Hewitt left for Australia in the 1960s, and opportunity knocked when Devlin recommended him for the influential TV show Bandstand. “I did ‘Half Breed’ dressed up as a cowboy, with six-guns and all,” Hewitt told Sutton in 1999. “I loved westerns, so I didn’t feel like a twit.”
After a couple of years in Australia, Hewitt came home just as the Twist was taking off. He jumped on that bandwagon, giving demonstrations of the dance while singing the song.

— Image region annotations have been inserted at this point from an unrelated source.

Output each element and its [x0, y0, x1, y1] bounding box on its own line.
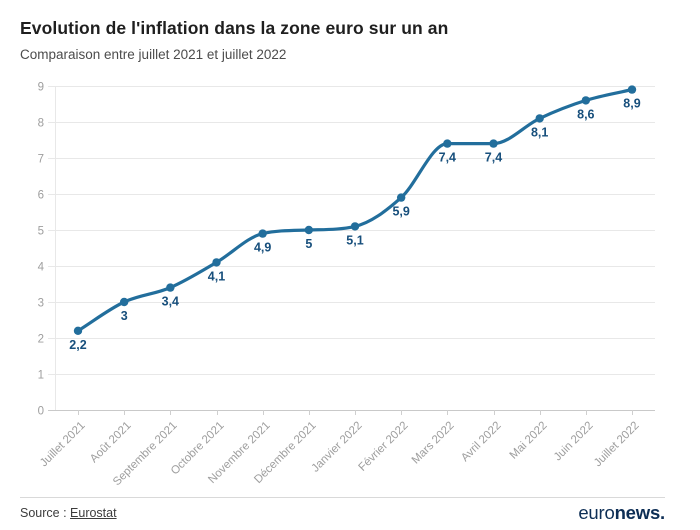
- y-tick-label: 0: [38, 406, 44, 418]
- data-point: [304, 225, 314, 235]
- x-tick-label: Juillet 2021: [38, 420, 88, 470]
- x-tick-label: Juin 2022: [552, 420, 596, 464]
- value-label: 3: [121, 309, 128, 323]
- source-link[interactable]: Eurostat: [70, 506, 117, 520]
- y-tick-label: 3: [38, 298, 44, 310]
- value-label: 5,1: [346, 233, 363, 247]
- data-point: [535, 114, 544, 123]
- source-note: Source : Eurostat: [20, 506, 117, 520]
- value-label: 8,6: [577, 107, 594, 121]
- y-tick-label: 5: [38, 226, 44, 238]
- value-label: 3,4: [162, 295, 179, 309]
- data-point: [627, 85, 637, 94]
- data-point: [581, 96, 591, 105]
- x-tick-label: Juillet 2022: [592, 420, 642, 470]
- value-label: 8,1: [531, 125, 548, 139]
- page-subtitle: Comparaison entre juillet 2021 et juille…: [20, 47, 287, 62]
- y-tick-label: 7: [38, 154, 44, 166]
- data-point: [443, 139, 452, 148]
- data-point: [119, 297, 129, 307]
- inflation-line-chart: 0 1 2 3 4 5 6 7 8 9 Juillet 2021 Août 2021 Septembre…: [0, 70, 700, 490]
- value-label: 4,1: [208, 269, 225, 283]
- chart-header: Evolution de l'inflation dans la zone eu…: [20, 16, 680, 63]
- y-tick-label: 4: [38, 262, 45, 274]
- data-point: [489, 139, 498, 148]
- value-label: 4,9: [254, 241, 271, 255]
- data-point: [350, 222, 360, 231]
- data-point: [166, 283, 175, 292]
- value-label: 7,4: [485, 151, 502, 165]
- value-label: 5,9: [392, 205, 409, 219]
- y-tick-label: 9: [38, 82, 44, 94]
- footer-divider: [20, 497, 665, 498]
- data-point: [73, 326, 83, 335]
- data-point: [258, 229, 267, 238]
- x-tick-label: Mars 2022: [410, 420, 457, 467]
- x-tick-label: Août 2021: [88, 420, 134, 466]
- y-tick-label: 1: [38, 370, 44, 382]
- x-tick-label: Avril 2022: [459, 420, 504, 465]
- y-tick-label: 8: [38, 118, 44, 130]
- value-label: 5: [305, 237, 312, 251]
- euronews-logo: euronews.: [578, 502, 665, 524]
- euronews-logo-euro: euro: [578, 502, 615, 523]
- x-tick-label: Février 2022: [356, 420, 410, 474]
- value-label: 2,2: [69, 338, 86, 352]
- source-prefix: Source :: [20, 506, 71, 520]
- x-tick-label: Mai 2022: [508, 420, 550, 462]
- value-label: 8,9: [623, 97, 640, 111]
- y-tick-label: 2: [38, 334, 44, 346]
- page-title: Evolution de l'inflation dans la zone eu…: [20, 18, 449, 38]
- data-point: [212, 258, 221, 267]
- euronews-logo-news: news.: [614, 502, 666, 523]
- value-label: 7,4: [439, 151, 456, 165]
- y-tick-label: 6: [38, 190, 44, 202]
- data-point: [396, 193, 406, 202]
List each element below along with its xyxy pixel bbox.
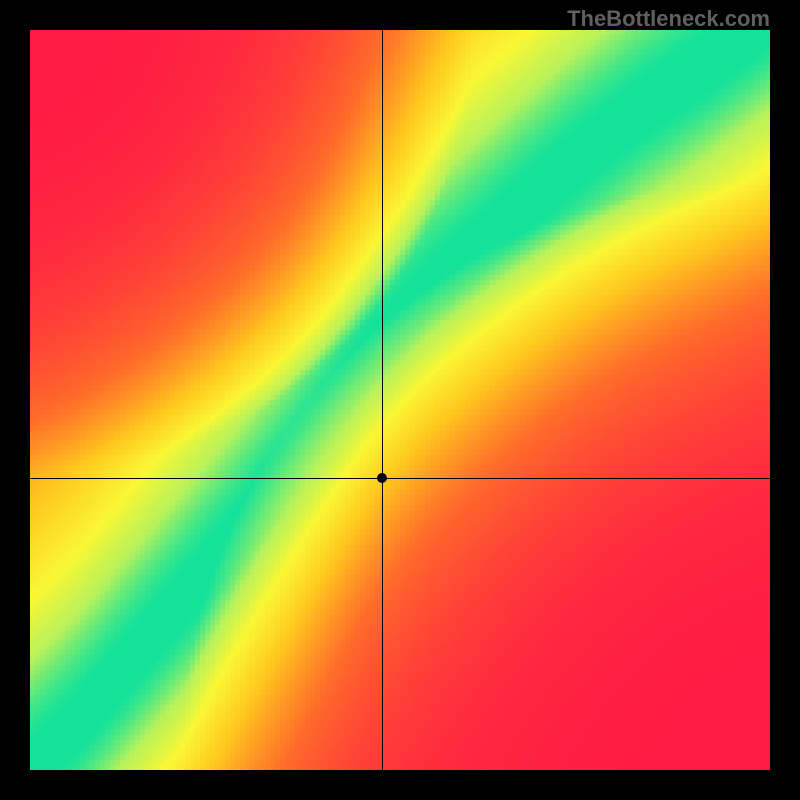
crosshair-horizontal — [30, 478, 770, 479]
heatmap-canvas — [30, 30, 770, 770]
crosshair-point — [377, 473, 387, 483]
watermark-text: TheBottleneck.com — [567, 6, 770, 32]
heatmap-plot — [30, 30, 770, 770]
crosshair-vertical — [382, 30, 383, 770]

Eldred Stebbing wanted to nurture Hewitt as a solo artist, and formed a group around him with Peter Posa on lead guitar, but he left the label in 1961. Hewitt’s recording career stagnated after ‘Travellin Man’ b/w ‘Half Breed’, released as Red Hewitt and The Commodores by HMV later that year. His only other recording came in 1972, when he released ‘No Use Sittin’ Around’ on the Krisella label; the B-side was ‘Rockin’ The Cradle’.
Hewitt performed solo around Auckland until 1970, then formed the Red Hewitt Band, which remained together for over 20 years. In 1994 NZ Country Music Magazine said, “The band still sticks to its country roots as it always has, and Red loves to perform material by his original heroes, but they can also deliver the more contemporary Garth Brooks, Brooks & Dunn, Dwight Yoakam and Alabama numbers with the best of them … recently [we] caught Red in action belting out Chuck Berry’s ‘Memphis Tennessee’ at a private function and he knocked them dead.”
In 1991 Hewitt and the Buccaneers performed a reunion show at Auckland’s Mandalay cabaret. Four years after he died in 2006, Gary Daverne released a compilation of 20 early 1960s tracks succinctly called From the Stebbing-Zodiac-Viscount Music Vaults, Volume Two: Red Hewitt and the Buccaneers.